I will use the following dimensions to give a finer description of the categories are:
- Availability of meta-data that describes the data
- Semantics of the data
- Format of the data.
- Content of the data
It is important to have a good understanding of the characterizations of the data as this will help in understand what information need to get out the data and how we can utilize the extracted information.
This category of data has a well defined meta-data describing the content and the content is primarily scalar. I use scalar in a loose sense to mean the data content can be easily mapped into a appropriate typed data structure and can be manipulated (e.g. aggregation) and visualized. Classic example includes relational data. Typically, the semantics of the data content is established based on the context of data – example sales data, customer data, service data, order data etc.
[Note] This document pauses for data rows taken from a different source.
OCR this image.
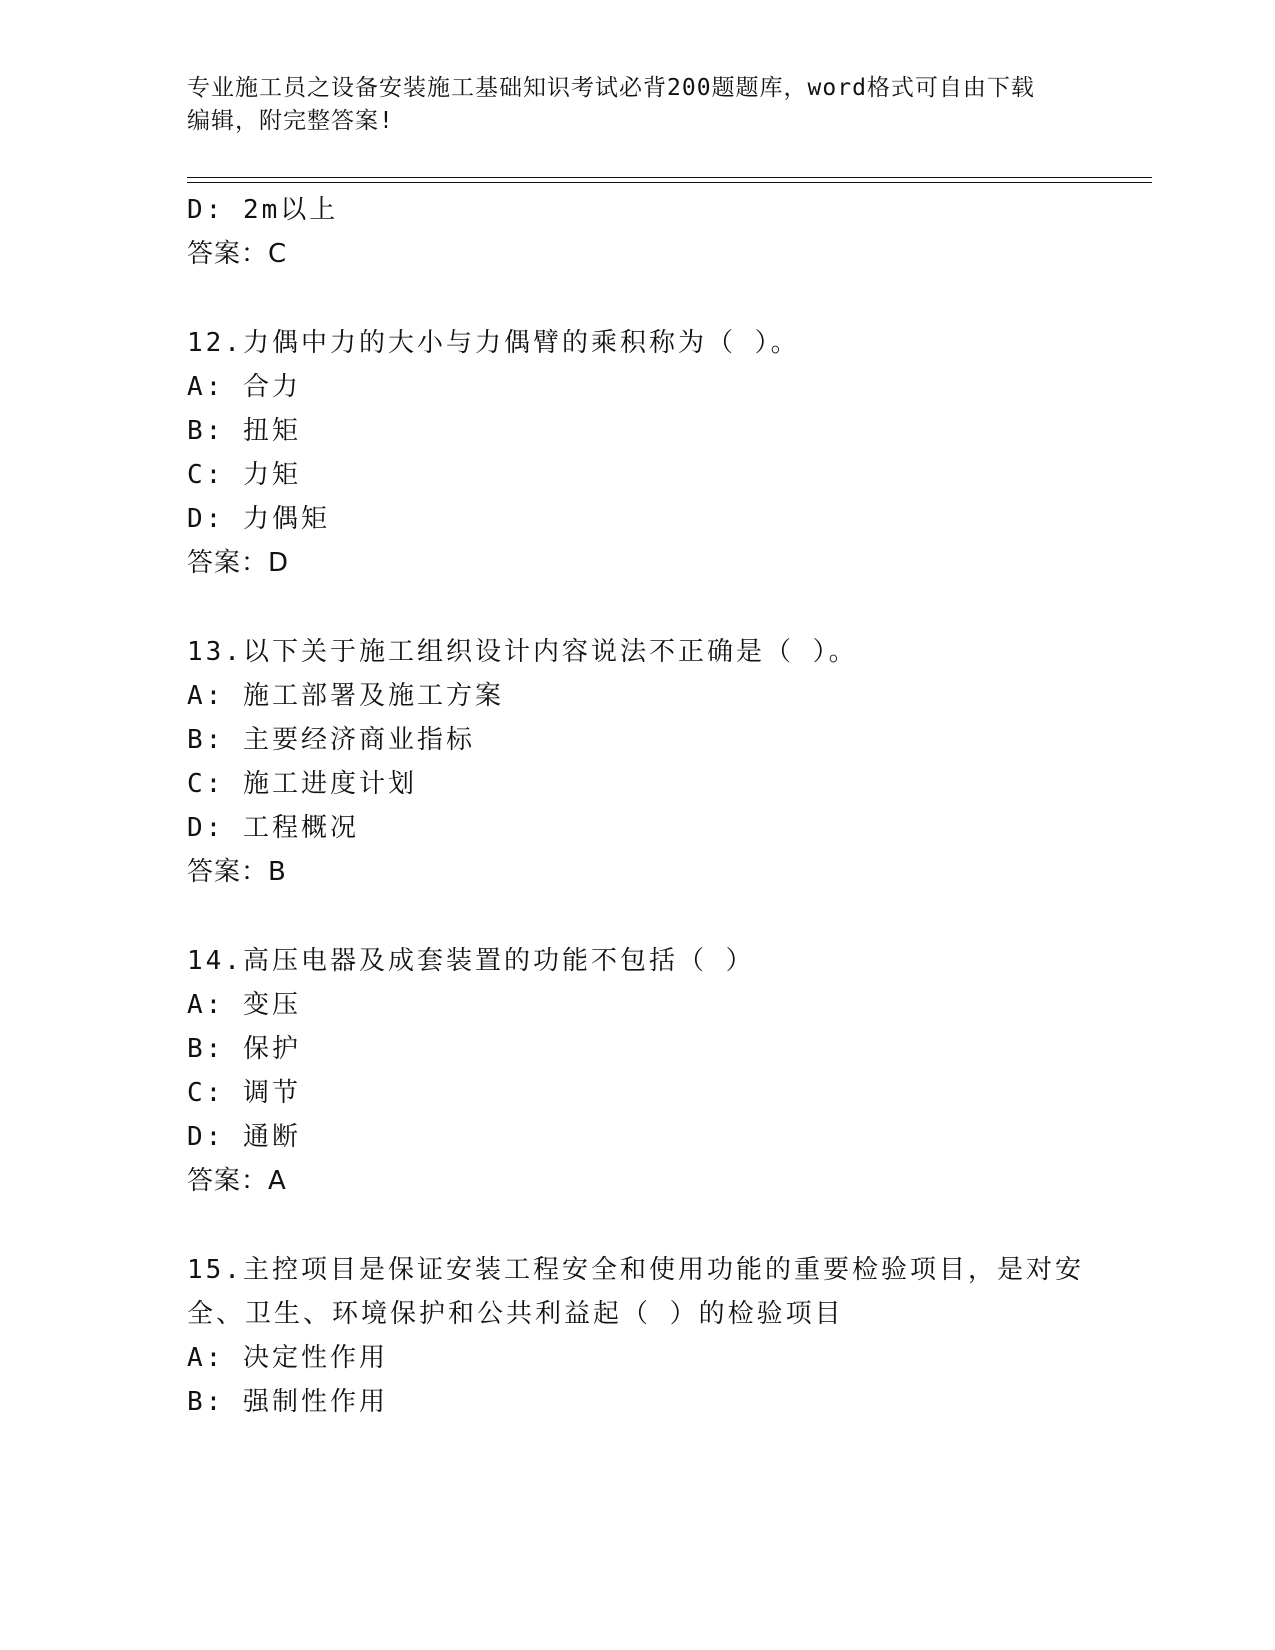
专业施工员之设备安装施工基础知识考试必背200题题库，word格式可自由下载
编辑，附完整答案!
D: 2m以上
答案：C
12.力偶中力的大小与力偶臂的乘积称为（ ）。
A: 合力
B: 扭矩
C: 力矩
D: 力偶矩
答案：D
13.以下关于施工组织设计内容说法不正确是（ ）。
A: 施工部署及施工方案
B: 主要经济商业指标
C: 施工进度计划
D: 工程概况
答案：B
14.高压电器及成套装置的功能不包括（ ）
A: 变压
B: 保护
C: 调节
D: 通断
答案：A
15.主控项目是保证安装工程安全和使用功能的重要检验项目，是对安
全、卫生、环境保护和公共利益起（ ）的检验项目
A: 决定性作用
B: 强制性作用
The format of structured data is typically tabular, JSON, XML.
Partially Structured Data
This category of data typically either has explicit or implicit meta-data describing the content and the content can be a combination of scalar values free form text. Examples include relational data with string column which has a user comment – service request transaction with a column for user comments. Log data or machine generated data which hsas implicit meta-data whose content typically includes a combination of scalar values (example – IP Address, date), complex text strings encoding multiple pieces of key information (example – browser and OS info). Typically, the semantics of the data content is established based on the context of the data.
The format of the partially structured data is mostly tabular combined with JSON and XML in the mix.
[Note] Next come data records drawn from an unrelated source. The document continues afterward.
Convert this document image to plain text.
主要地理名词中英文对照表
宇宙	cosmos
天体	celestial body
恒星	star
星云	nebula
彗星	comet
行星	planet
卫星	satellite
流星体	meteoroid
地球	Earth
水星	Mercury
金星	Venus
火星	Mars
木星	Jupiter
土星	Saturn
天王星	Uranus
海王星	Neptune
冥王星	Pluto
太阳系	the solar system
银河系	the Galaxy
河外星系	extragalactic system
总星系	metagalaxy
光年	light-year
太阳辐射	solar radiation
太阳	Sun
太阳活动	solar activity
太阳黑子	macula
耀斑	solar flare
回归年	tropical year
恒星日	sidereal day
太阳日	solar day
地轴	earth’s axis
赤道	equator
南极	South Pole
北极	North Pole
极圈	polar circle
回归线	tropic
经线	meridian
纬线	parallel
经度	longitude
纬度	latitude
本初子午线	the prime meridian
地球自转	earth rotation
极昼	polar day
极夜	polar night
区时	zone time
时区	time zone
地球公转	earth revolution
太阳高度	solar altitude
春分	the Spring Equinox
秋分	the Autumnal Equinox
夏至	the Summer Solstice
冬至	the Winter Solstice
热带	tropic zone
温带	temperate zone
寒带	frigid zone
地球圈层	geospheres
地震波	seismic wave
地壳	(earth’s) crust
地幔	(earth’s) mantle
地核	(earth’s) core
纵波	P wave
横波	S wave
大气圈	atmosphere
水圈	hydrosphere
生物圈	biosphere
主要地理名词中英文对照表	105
This category of data has typically has meta-data (implicit or explicit ) describing the content which can have complex data (example word or PDF document or video or music) or has no meta-data (plain text file or music).
The content in the former one is mainly non-scalar and can include text, binary, semi-structured and structured content. This category is the most complex of all the categories with the data having a complex format. If there is meta-data about the unstructured data then the first step would be to use it and extract the sub-categories and then focus on each sub-category. If there is no meta-data the extraction will require proprietary knowledge of the data and can be complex.
The content in the later one is typically small large volumes of text which require manual interpretation of NLP to extract information.
Understanding the categories of data, their source has a profound impact in preparing the data for downstream analysis.